Inequalities further increase with a greater concentration of wealth in the hands of the top 1%.
The debt issue
In the third term of 2021, the US public debt was $28,000 billion or 125% of the country’s GDP. Whether post-2008, in order to face the financial crisis or from 2020 faced with the crisis resulting from the coronavirus pandemic, the US leaders resorted to adding on to their public debt. There was no crisis tax levied on big capital. So far, the increase in public debt has not really been noticed because interest rates are close to zero. The current interest rate on public debt is actually even negative since inflation is over 5%. The Fed will gradually increase interest rates but there will be no serious problems in the short or medium term. In the US, the volume of public debt will further increase without resulting in any strong disturbance.
Household debts among the popular classes have increased over the last ten years but social aids in the form of cheques sent by the government in 2020-2021 have temporarily relieved the burden of repayment. Moreover, both the Trump and the Biden administrations temporarily suspended the repayment of a number of debts: some mortgages, student debts, some rent debts too, not forgetting the debts owed by small enterprises. But these measures will come to an end and the situation will become tense. Some deadlines are known: May 2022 for student debts, which amount to more than $1,600 billion. Bernie Sanders and Alexandria Ocasio-Cortez demand total cancellation. Movements claiming cancellation are currently multiplying.
The unfair claim of debts from the popular classes will become more significant in the coming years
With regard to students’ debts, Barack Obama had achieved some partial cancellations (the cost of which was borne by taxpayers and not by creditors); it is possible that Biden will do as much. It will depend on mobilizations. The developments need to be followed…
The debt owed by big private companies sharply increased over the past years. In case of an increase in interest rates, some might go bankrupt and another financial crisis might break out.
Beyond its announcements and unfulfilled promises, the policy of the Biden administration mostly extends the offensive of capital against the working classes. No social turn has actually started which could break with 40 years of neo-liberal policies. No left-minded citizen will ever regret Trump but we should not entertain illusions about Biden either, there are serious limitations.

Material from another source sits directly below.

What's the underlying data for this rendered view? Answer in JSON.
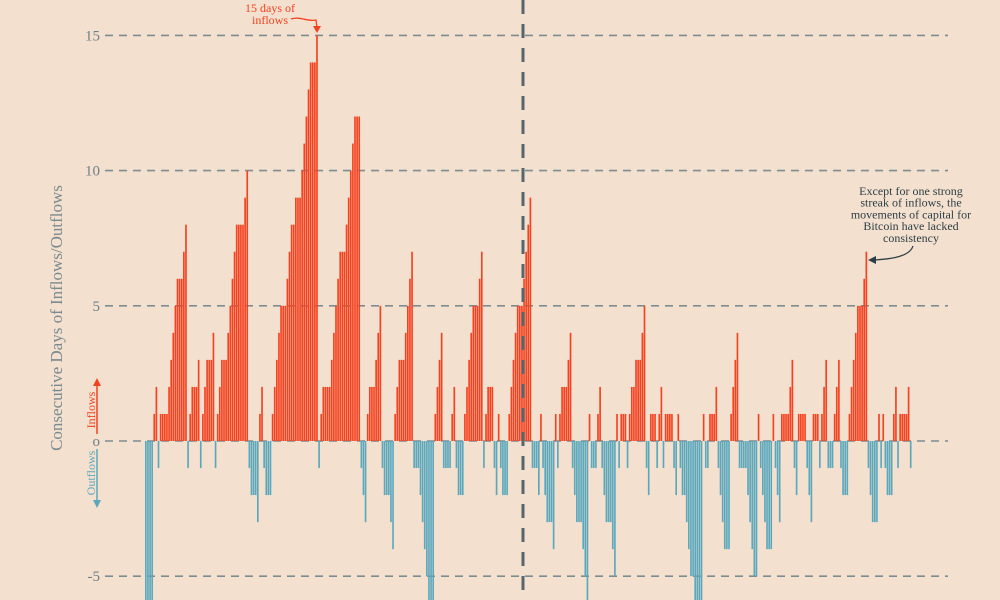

Biden and the Democratic party have disappointed the members of the popular classes who had supported them against Trump and the Republican candidates in the fall of 2020. In the course of 2021, in several by-elections, this disenchantment was expressed at the ballot boxes and the Republicans strengthened their position. The October 2022 mid-term elections are likely to result in the Democrats losing their majority in parliament and the Senate, which will strengthen the trend making possible a Republican victory in the 2024 presidential election.
Will the left-wing of the Democratic Party and the Left outside of it be able to find the way to get stronger and break away from the bipartisan system described by Engels 130 years ago? This is a big historical question. Will the popular movement in the US, which has experienced strong moments such as Black Lives Matter or feminist mobilizations, be able to consolidate? Will Labour counter Capital? Will the youth fight in other struggles after Black Lives Matter, on the environment, debts… Answers to such questions are wide open and of the utmost significance for the world.
Translated by Christine Pagnoulle for CADTM.